Supervised Classifiers Flashcards
What is knowledge representation?
Viewing what the machine algorithm has learned. It may be in the form of a set of rules; probability distribution
Steps in developing a machine learning application
1) Collect Data
2) Prepare the input data
3) Analyze the input data
4) Train the algorithm
5) Test the algorithm
What are k-nearest neighbor pros and cons?
Pros: High accuracy, insensitive to outliners, no assumptions about data
Cons: Computationally expensive, requires lots of memory
Describe k-nearest-neighbors.
We have an existing set of example data, our training set. We have labels for all of this data – we know what class each piece of the data should fall into. When we’re given a new piece of data without a label, we compare that new piece of data to the existing data, every piece of existing data. We then take the most similar pieces of data (the nearest neighbors) and look at their labels. We look at the top k most similar pieces of data from our known dataset. Majority vote wins.
What’s the formula to normalize and scale everything to the range 0 to 1
newValue = (oldValue - min)/(max-min)
What is the Euclidian distance between two vectors?
sqrt( (Xa0 - Xb0)^2 + (Xa1 - Xb1) ^2 + … )
What are the pros and cons of decision trees?
Pros: Computationally cheap to use, easy for humans to understand learned results, missing values OK, can deal with irrelevant features.
Cons: Prone to overfitting.
Describe decision tree creation.
1) Make a decision on which feature to best split the data first.
2) Split the dataset into subsets. The subsets will then traverse down the branches of the first decision node.
a) If the data on the branches is the same class, then you’ve properly classified it and don’t need to continue splitting it.
b) If not the same, then you need to repeat the splitting process on this subset.
What is Shannon entropy or just entropy for short?
The expected value of the information.
Information is defined as follows. If you’re classifying something that can take on multiple values, the information for xi is defined as L(Xi) = log2(p(Xi)), where p(Xi) is the probability of choosing this class.

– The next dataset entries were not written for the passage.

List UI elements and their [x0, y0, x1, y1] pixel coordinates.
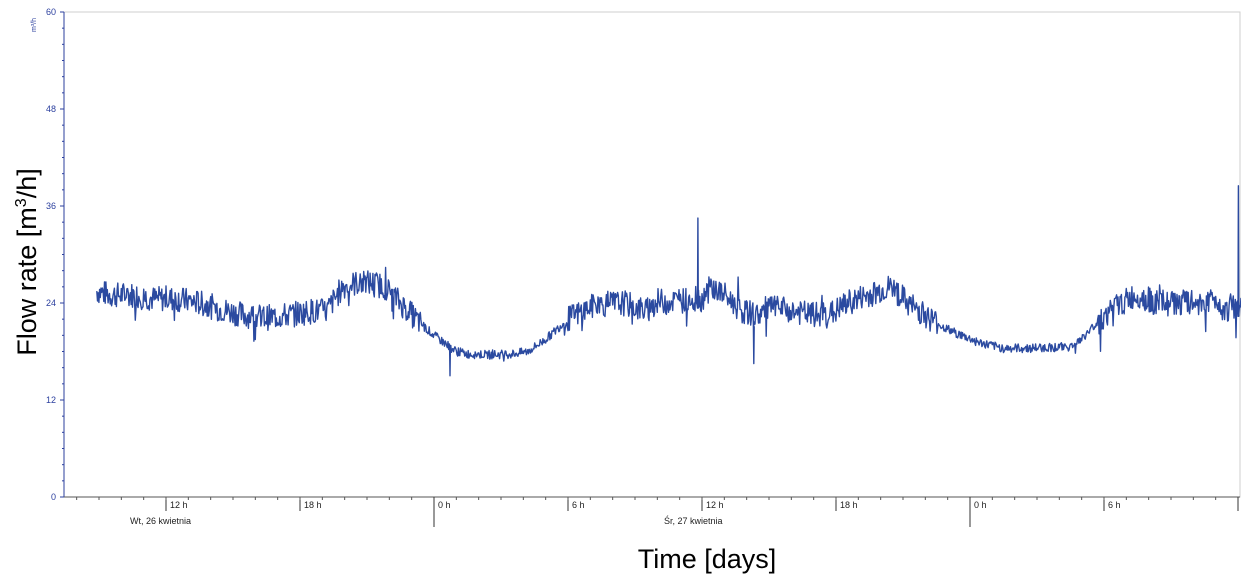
series-group [96, 185, 1241, 377]
x-tick-label: 0 h [438, 500, 451, 510]
x-tick-label: 18 h [304, 500, 322, 510]
y-tick-label: 60 [46, 7, 56, 17]
y-tick-label: 12 [46, 395, 56, 405]
x-tick-label: 12 h [706, 500, 724, 510]
y-axis-title-end: /h] [12, 168, 42, 198]
y-tick-label: 36 [46, 201, 56, 211]
y-ticks: 0 12 24 36 48 60 [46, 7, 64, 502]
y-unit-label: m³/h [31, 18, 38, 32]
y-tick-label: 48 [46, 104, 56, 114]
y-axis-title-sup: 3 [13, 198, 30, 207]
x-tick-label: 12 h [170, 500, 188, 510]
x-ticks: 12 h 18 h 0 h 6 h 12 h 18 h 0 h 6 h Wt, 26 kwiet… [76, 497, 1239, 527]
x-tick-label: 6 h [572, 500, 585, 510]
series-line-flow-rate [96, 185, 1241, 377]
day-label: Śr, 27 kwietnia [664, 515, 723, 526]
y-tick-label: 24 [46, 298, 56, 308]
y-tick-label: 0 [51, 492, 56, 502]
x-tick-label: 6 h [1108, 500, 1121, 510]
x-tick-label: 18 h [840, 500, 858, 510]
y-axis-title-main: Flow rate [m [12, 207, 42, 356]
x-tick-label: 0 h [974, 500, 987, 510]
y-axis-title: Flow rate [m3/h] [12, 168, 42, 355]
day-label: Wt, 26 kwietnia [130, 516, 191, 526]
plot-area [63, 11, 1241, 498]
x-axis-title: Time [days] [638, 544, 777, 574]
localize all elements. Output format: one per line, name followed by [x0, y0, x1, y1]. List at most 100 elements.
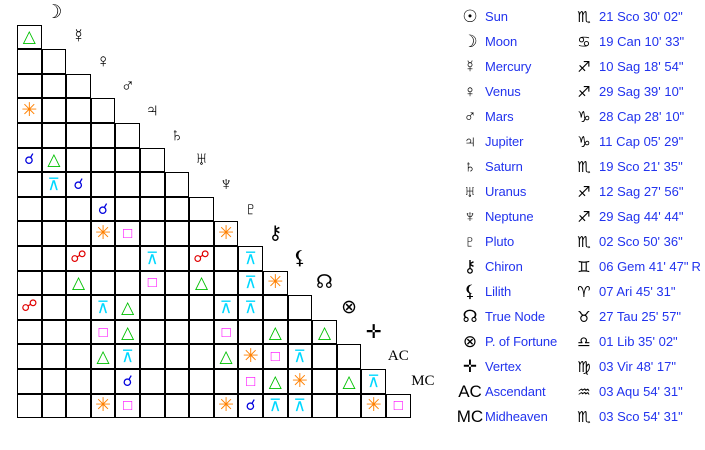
- aspect-cell-13-11[interactable]: [287, 319, 313, 345]
- aspect-cell-10-7[interactable]: ☍: [189, 246, 214, 271]
- aspect-cell-9-3[interactable]: ✳: [90, 221, 116, 246]
- aspect-cell-13-0[interactable]: [17, 319, 42, 345]
- aspect-cell-14-7[interactable]: [189, 344, 214, 369]
- position-row[interactable]: ♃ Jupiter ♑ 11 Cap 05' 29": [455, 129, 705, 154]
- aspect-cell-16-8[interactable]: ✳: [213, 393, 239, 419]
- aspect-cell-16-5[interactable]: [140, 393, 165, 419]
- aspect-cell-10-1[interactable]: [41, 246, 67, 271]
- position-row[interactable]: ✛ Vertex ♍ 03 Vir 48' 17": [455, 354, 705, 379]
- aspect-cell-13-6[interactable]: [164, 319, 190, 345]
- aspect-cell-14-6[interactable]: [164, 344, 190, 369]
- aspect-cell-15-6[interactable]: [164, 369, 190, 394]
- aspect-cell-12-6[interactable]: [164, 295, 190, 320]
- position-row[interactable]: ♆ Neptune ♐ 29 Sag 44' 44": [455, 204, 705, 229]
- aspect-cell-16-12[interactable]: [312, 393, 337, 419]
- aspect-cell-14-9[interactable]: ✳: [238, 344, 263, 369]
- aspect-cell-14-8[interactable]: △: [213, 344, 239, 369]
- aspect-cell-6-5[interactable]: [140, 147, 165, 173]
- aspect-cell-16-13[interactable]: [336, 393, 362, 419]
- aspect-cell-11-4[interactable]: [115, 270, 140, 296]
- aspect-cell-11-3[interactable]: [90, 270, 116, 296]
- aspect-cell-7-4[interactable]: [115, 172, 140, 197]
- aspect-cell-11-9[interactable]: ⊼: [238, 270, 263, 296]
- aspect-cell-10-3[interactable]: [90, 246, 116, 271]
- aspect-cell-6-2[interactable]: [66, 147, 91, 173]
- aspect-cell-12-10[interactable]: [263, 295, 288, 320]
- position-row[interactable]: ☿ Mercury ♐ 10 Sag 18' 54": [455, 54, 705, 79]
- aspect-cell-12-3[interactable]: ⊼: [90, 295, 116, 320]
- aspect-cell-8-6[interactable]: [164, 196, 190, 222]
- aspect-cell-3-0[interactable]: [17, 73, 42, 99]
- aspect-cell-14-11[interactable]: ⊼: [287, 344, 313, 369]
- aspect-cell-10-5[interactable]: ⊼: [140, 246, 165, 271]
- aspect-cell-5-1[interactable]: [41, 123, 67, 148]
- aspect-cell-8-4[interactable]: [115, 196, 140, 222]
- aspect-cell-12-5[interactable]: [140, 295, 165, 320]
- aspect-cell-15-5[interactable]: [140, 369, 165, 394]
- aspect-cell-12-11[interactable]: [287, 295, 313, 320]
- position-row[interactable]: ⚸ Lilith ♈ 07 Ari 45' 31": [455, 279, 705, 304]
- position-row[interactable]: AC Ascendant ♒ 03 Aqu 54' 31": [455, 379, 705, 404]
- aspect-cell-11-0[interactable]: [17, 270, 42, 296]
- aspect-cell-14-5[interactable]: [140, 344, 165, 369]
- aspect-cell-13-12[interactable]: △: [312, 319, 337, 345]
- position-row[interactable]: ♀ Venus ♐ 29 Sag 39' 10": [455, 79, 705, 104]
- aspect-cell-12-0[interactable]: ☍: [17, 295, 42, 320]
- position-row[interactable]: ⚷ Chiron ♊ 06 Gem 41' 47" R: [455, 254, 705, 279]
- aspect-cell-14-10[interactable]: □: [263, 344, 288, 369]
- aspect-cell-7-6[interactable]: [164, 172, 190, 197]
- aspect-cell-13-4[interactable]: △: [115, 319, 140, 345]
- aspect-cell-11-7[interactable]: △: [189, 270, 214, 296]
- position-row[interactable]: ⊗ P. of Fortune ♎ 01 Lib 35' 02": [455, 329, 705, 354]
- aspect-cell-15-4[interactable]: ☌: [115, 369, 140, 394]
- aspect-cell-2-0[interactable]: [17, 49, 42, 74]
- aspect-cell-11-8[interactable]: [213, 270, 239, 296]
- aspect-cell-12-4[interactable]: △: [115, 295, 140, 320]
- aspect-cell-16-3[interactable]: ✳: [90, 393, 116, 419]
- aspect-cell-16-0[interactable]: [17, 393, 42, 419]
- aspect-cell-12-8[interactable]: ⊼: [213, 295, 239, 320]
- aspect-cell-8-0[interactable]: [17, 196, 42, 222]
- aspect-cell-7-2[interactable]: ☌: [66, 172, 91, 197]
- aspect-cell-4-1[interactable]: [41, 98, 67, 123]
- aspect-cell-15-13[interactable]: △: [336, 369, 362, 394]
- aspect-cell-8-7[interactable]: [189, 196, 214, 222]
- aspect-cell-14-12[interactable]: [312, 344, 337, 369]
- aspect-cell-9-7[interactable]: [189, 221, 214, 246]
- aspect-cell-10-0[interactable]: [17, 246, 42, 271]
- aspect-cell-4-2[interactable]: [66, 98, 91, 123]
- aspect-cell-9-6[interactable]: [164, 221, 190, 246]
- aspect-cell-5-2[interactable]: [66, 123, 91, 148]
- aspect-cell-16-1[interactable]: [41, 393, 67, 419]
- aspect-cell-13-5[interactable]: [140, 319, 165, 345]
- aspect-cell-4-3[interactable]: [90, 98, 116, 123]
- aspect-cell-15-2[interactable]: [66, 369, 91, 394]
- aspect-cell-13-7[interactable]: [189, 319, 214, 345]
- aspect-cell-15-1[interactable]: [41, 369, 67, 394]
- aspect-cell-6-0[interactable]: ☌: [17, 147, 42, 173]
- position-row[interactable]: MC Midheaven ♏ 03 Sco 54' 31": [455, 404, 705, 429]
- aspect-cell-7-3[interactable]: [90, 172, 116, 197]
- position-row[interactable]: ♇ Pluto ♏ 02 Sco 50' 36": [455, 229, 705, 254]
- aspect-cell-10-2[interactable]: ☍: [66, 246, 91, 271]
- aspect-cell-14-1[interactable]: [41, 344, 67, 369]
- aspect-cell-8-2[interactable]: [66, 196, 91, 222]
- aspect-cell-16-6[interactable]: [164, 393, 190, 419]
- aspect-cell-10-4[interactable]: [115, 246, 140, 271]
- aspect-cell-16-4[interactable]: □: [115, 393, 140, 419]
- aspect-cell-11-2[interactable]: △: [66, 270, 91, 296]
- aspect-cell-15-14[interactable]: ⊼: [361, 369, 386, 394]
- aspect-cell-10-6[interactable]: [164, 246, 190, 271]
- position-row[interactable]: ♄ Saturn ♏ 19 Sco 21' 35": [455, 154, 705, 179]
- aspect-cell-15-12[interactable]: [312, 369, 337, 394]
- aspect-cell-15-7[interactable]: [189, 369, 214, 394]
- aspect-cell-11-1[interactable]: [41, 270, 67, 296]
- aspect-cell-15-8[interactable]: [213, 369, 239, 394]
- aspect-cell-5-4[interactable]: [115, 123, 140, 148]
- position-row[interactable]: ♅ Uranus ♐ 12 Sag 27' 56": [455, 179, 705, 204]
- aspect-cell-14-3[interactable]: △: [90, 344, 116, 369]
- aspect-cell-9-8[interactable]: ✳: [213, 221, 239, 246]
- aspect-cell-15-3[interactable]: [90, 369, 116, 394]
- aspect-cell-7-0[interactable]: [17, 172, 42, 197]
- aspect-cell-16-9[interactable]: ☌: [238, 393, 263, 419]
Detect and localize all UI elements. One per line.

To calculate entropy, you need the expected value of all the information of all possible values of our class. This gives us:
H = - SUM(i = 1 to n) ( p(Xi)*log2p(Xi) ) where n is the number of classes.
Give an example of shannon entropy.
A coin toss. 2 shannons of entropy: Information entropy is the log-base-2 of the number of possible outcomes; with two coins there are four outcomes, and the entropy is two bits.
Naive Bayes Pros and Cons
Pros: Works with a small amount of data, handles multiple classes.
Cons: Sensitive to how input data is prepared.
What is underflow?
Doing too many multiplications of small numbers.
How do we get around underflow?
To take the natural logarithm of the products. If you recall from algebra, ln(a*b) = ln(a) + ln(b)
What’s the difference between a set-of-words model vs bag-of-words model?
Set-of-words is when you treat the presence or absence of a word as a feature. A bag of words can have multiple occurrences of each word.
What is hold-out cross validation?
When you randomly select a portion of our data for the training set and a portion for the test set.